During the webinar we discussed the quality system organisation in a typical SME of 50 to 150 people and more than 20 injection moulding machines. There are flows in place, one for the development and the other for production. It takes into account every aspect, from the raw material to the Human Resources training. In the field of medical devices, the traceability is key and every aspect must be recorded. The ERP is today the software where all the data are stored and visualised. MES are not always implemented.
There are still pen and paper for production orders for example. In smaller businesses, a spreadsheet management is often the simplest solution. For companies with a good quality system, the data are available. The foundation is here for the exploitation of the data. Most of time, the datas are managed locally, a remote solution is used only when multiple sites are in place.

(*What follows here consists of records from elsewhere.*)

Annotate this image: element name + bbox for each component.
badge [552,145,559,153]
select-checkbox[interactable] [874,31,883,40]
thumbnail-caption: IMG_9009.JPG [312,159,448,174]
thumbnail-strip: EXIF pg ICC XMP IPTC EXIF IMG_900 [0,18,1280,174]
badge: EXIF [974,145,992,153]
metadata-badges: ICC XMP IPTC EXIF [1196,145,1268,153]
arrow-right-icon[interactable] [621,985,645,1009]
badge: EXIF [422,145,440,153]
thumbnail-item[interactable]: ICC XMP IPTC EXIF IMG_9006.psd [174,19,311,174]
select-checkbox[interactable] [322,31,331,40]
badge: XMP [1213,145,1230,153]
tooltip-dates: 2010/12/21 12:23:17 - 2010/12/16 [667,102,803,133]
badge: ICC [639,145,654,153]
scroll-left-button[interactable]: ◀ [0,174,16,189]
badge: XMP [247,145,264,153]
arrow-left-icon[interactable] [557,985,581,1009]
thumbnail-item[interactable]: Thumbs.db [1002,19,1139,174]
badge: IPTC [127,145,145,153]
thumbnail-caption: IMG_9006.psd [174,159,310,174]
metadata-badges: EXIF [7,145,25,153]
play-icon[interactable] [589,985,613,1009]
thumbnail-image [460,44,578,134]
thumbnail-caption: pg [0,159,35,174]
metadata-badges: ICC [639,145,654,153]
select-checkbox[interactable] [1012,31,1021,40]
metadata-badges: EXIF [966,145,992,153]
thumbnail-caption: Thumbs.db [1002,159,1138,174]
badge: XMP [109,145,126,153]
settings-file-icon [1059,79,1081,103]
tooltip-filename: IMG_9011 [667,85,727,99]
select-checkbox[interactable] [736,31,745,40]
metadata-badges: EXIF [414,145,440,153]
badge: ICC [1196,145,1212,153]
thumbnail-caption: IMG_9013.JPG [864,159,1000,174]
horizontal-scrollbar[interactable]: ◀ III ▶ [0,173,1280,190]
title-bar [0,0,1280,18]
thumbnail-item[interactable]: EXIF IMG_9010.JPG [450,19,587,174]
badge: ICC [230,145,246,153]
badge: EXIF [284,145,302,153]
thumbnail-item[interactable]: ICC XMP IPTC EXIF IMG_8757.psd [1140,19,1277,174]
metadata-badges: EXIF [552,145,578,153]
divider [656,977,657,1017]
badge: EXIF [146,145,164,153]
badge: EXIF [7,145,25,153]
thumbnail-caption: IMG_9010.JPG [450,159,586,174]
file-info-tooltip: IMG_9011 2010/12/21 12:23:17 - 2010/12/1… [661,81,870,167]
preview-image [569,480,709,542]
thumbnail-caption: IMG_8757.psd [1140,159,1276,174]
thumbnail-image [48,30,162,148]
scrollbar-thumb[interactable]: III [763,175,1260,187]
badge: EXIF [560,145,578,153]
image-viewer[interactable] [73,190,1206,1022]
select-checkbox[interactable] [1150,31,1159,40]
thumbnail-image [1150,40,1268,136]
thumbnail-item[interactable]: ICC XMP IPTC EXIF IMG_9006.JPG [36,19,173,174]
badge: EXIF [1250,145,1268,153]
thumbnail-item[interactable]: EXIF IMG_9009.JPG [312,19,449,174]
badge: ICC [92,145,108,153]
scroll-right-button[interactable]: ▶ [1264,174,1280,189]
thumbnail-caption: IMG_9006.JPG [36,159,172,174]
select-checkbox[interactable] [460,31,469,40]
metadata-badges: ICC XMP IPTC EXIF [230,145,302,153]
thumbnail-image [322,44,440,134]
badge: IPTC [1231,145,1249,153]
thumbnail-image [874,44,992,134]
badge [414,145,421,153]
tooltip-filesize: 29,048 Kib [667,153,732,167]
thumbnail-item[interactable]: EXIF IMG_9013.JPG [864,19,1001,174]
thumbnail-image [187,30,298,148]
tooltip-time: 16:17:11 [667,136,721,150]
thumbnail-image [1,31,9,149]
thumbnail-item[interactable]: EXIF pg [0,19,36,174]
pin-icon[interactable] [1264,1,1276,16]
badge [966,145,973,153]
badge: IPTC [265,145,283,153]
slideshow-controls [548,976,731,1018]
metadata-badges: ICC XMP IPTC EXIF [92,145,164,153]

IoT based applications have been deployed in the past for the monitoring of the power consumption. The initial motivation was to split the bill between 2 companies sharing the same building. It was important to make sure that this cost was in “pay per use” since this is one of the largest cost in a production facility. Thanks to a service of the electricity supplier, sensors have been deployed and it has been possible to detect anomalies that were completely under the radars. Every Monday morning there was also a peak in power consumption when all the machines started, that lead to an extra cost for the company. The measurement of this event permitted to take some mitigation measures and only start 50% of the machines and wait for 1 hour before launching all the others. Independently, a leak in the compressed air network was identified for example which lead to huge savings. At the end of the year it was up to 15% of the power consumption that could be saved.
To be honest, this investment wouldn’t have been made with this kind of promise. There is always skepticism among the managers when this kind of value proposition is on the table.
Some online monitoring systems start to be implemented for a 100% inspection of the production. It will help to guarantee that what is delivered is in the specifications. But it will not improve the yield.
In the current situation of the quality system, the data is recorded, it gives a real time visibility, but there is no anticipation and this is not an actionable data. The system is not smart. Some Production monitoring tools gradually implemented like SPC cards, but there is no anticipation. Machine Learning could be considered, some of the latest machine in the market are capable to self-adaptive and tune the 50 injection parameters in real time to guarantee that there is no drift of the final product quality.
In fact Artificial intelligence enters into the manufacturing process with the Machine makers. There is also some kind of transfer in the know-how since they need to understand our job probably as well as us, if not better.